APPENDIX H – ALL HAZARDS ANALYSIS (AHA)

Idaho National Laboratory’s (INL’s) AHA tool is a hybrid data and expert knowledge management system that enhances situational awareness and decision making by enabling the development of function-based infrastructure dependency models. The INL team supported the JV 3.0 and Jack Pandemus exercises by using its AHA tool to process open-source government information, regulatory information, and other publicly available data to develop dependency models for the Charleston and Savannah regions, and then performing dependency analyses for these regions. INL created an instance of AHA for the JV exercises and loaded the results of the analysis into it. The JV instance of AHA was utilized to create cascading-impact scenarios that highlighted downstream impacts resulting from the degraded operations at various infrastructure in the energy and water sectors. Scenarios depicting how the regions’ infrastructure are connected and how they were subsequently impacted by the various injects were captured in PowerPoint presentations and videos, which were then utilized in the exercises.

H.1. Charleston Exercise Findings

INL supported the energy sector table for the Charleston exercise by supplementing the discussion with pointed questions to the owners and operators from the energy sector. The intent was to facilitate a dialogue to identify how the various stakeholders would respond to the situations presented within each turn. The players from the energy sector did not seem to believe the injects would have a debilitating impact on their operations. This could have been rectified through interacting more with the stakeholders prior to the workshop as well as focusing on the bulk transmission of energy versus the distribution aspects.

The injects in which the electricity substation was compromised resulted in some discussion during the Charleston exercise; however, utility participants thought they would be able to work around the issue. INL believes this was due to a lack of clarity in the scale of the event and language used. If AHA results were shown, INL believes participants’ responses would have been altered. It was not clear from the discussion how Dominion Energy tests firmware configuration changes. Notes of interest included:

  • On multiple occasions, a utility participant expressed that someone else within their organization would be responsible for determining whether they were experiencing a cyberattack.

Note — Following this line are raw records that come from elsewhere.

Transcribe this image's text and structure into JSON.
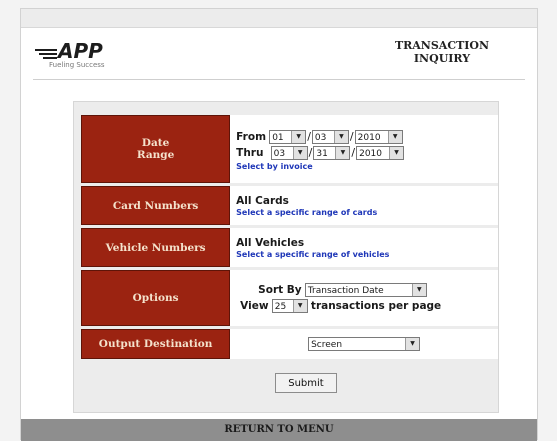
{
  "header": {
    "logo_text": "APP",
    "logo_subtext": "Fueling Success",
    "title_line1": "TRANSACTION",
    "title_line2": "INQUIRY"
  },
  "date_range": {
    "label_line1": "Date",
    "label_line2": "Range",
    "from_label": "From",
    "from_month": "01",
    "from_day": "03",
    "from_year": "2010",
    "thru_label": "Thru",
    "thru_month": "03",
    "thru_day": "31",
    "thru_year": "2010",
    "select_by_invoice_link": "Select by invoice"
  },
  "card_numbers": {
    "label": "Card Numbers",
    "value": "All Cards",
    "link": "Select a specific range of cards"
  },
  "vehicle_numbers": {
    "label": "Vehicle Numbers",
    "value": "All Vehicles",
    "link": "Select a specific range of vehicles"
  },
  "options": {
    "label": "Options",
    "sort_by_label": "Sort By",
    "sort_by_value": "Transaction Date",
    "view_label": "View",
    "view_value": "25",
    "per_page_label": "transactions per page"
  },
  "output_destination": {
    "label": "Output Destination",
    "value": "Screen"
  },
  "submit_label": "Submit",
  "footer_link": "RETURN TO MENU",
  "colors": {
    "label_bg": "#9b2311",
    "label_text": "#f4e2cc",
    "link": "#1f37b8",
    "footer_bg": "#8e8e8e"
  }
}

  • The Charleston energy table participants never reached the conclusion they were under attack. As stated below, the advisory/alert and phishing threads played almost no role in the discussion.

  • The virtual environment resulted in some challenges getting injects out of DECIDE® and inserted into the discussion. As a result, the moderator summarized each inject at the being of each turn.

  • Some discussion occurred on the segregation of control and business networks—specifically, which computers were impacted. Participants believed the computer-based injects implied business system computers (i.e., IT, not OT).

  • Local workarounds discussed included disconnecting control devices and operating in manual mode.

  • Participants did not have concerns about being able to access the substation.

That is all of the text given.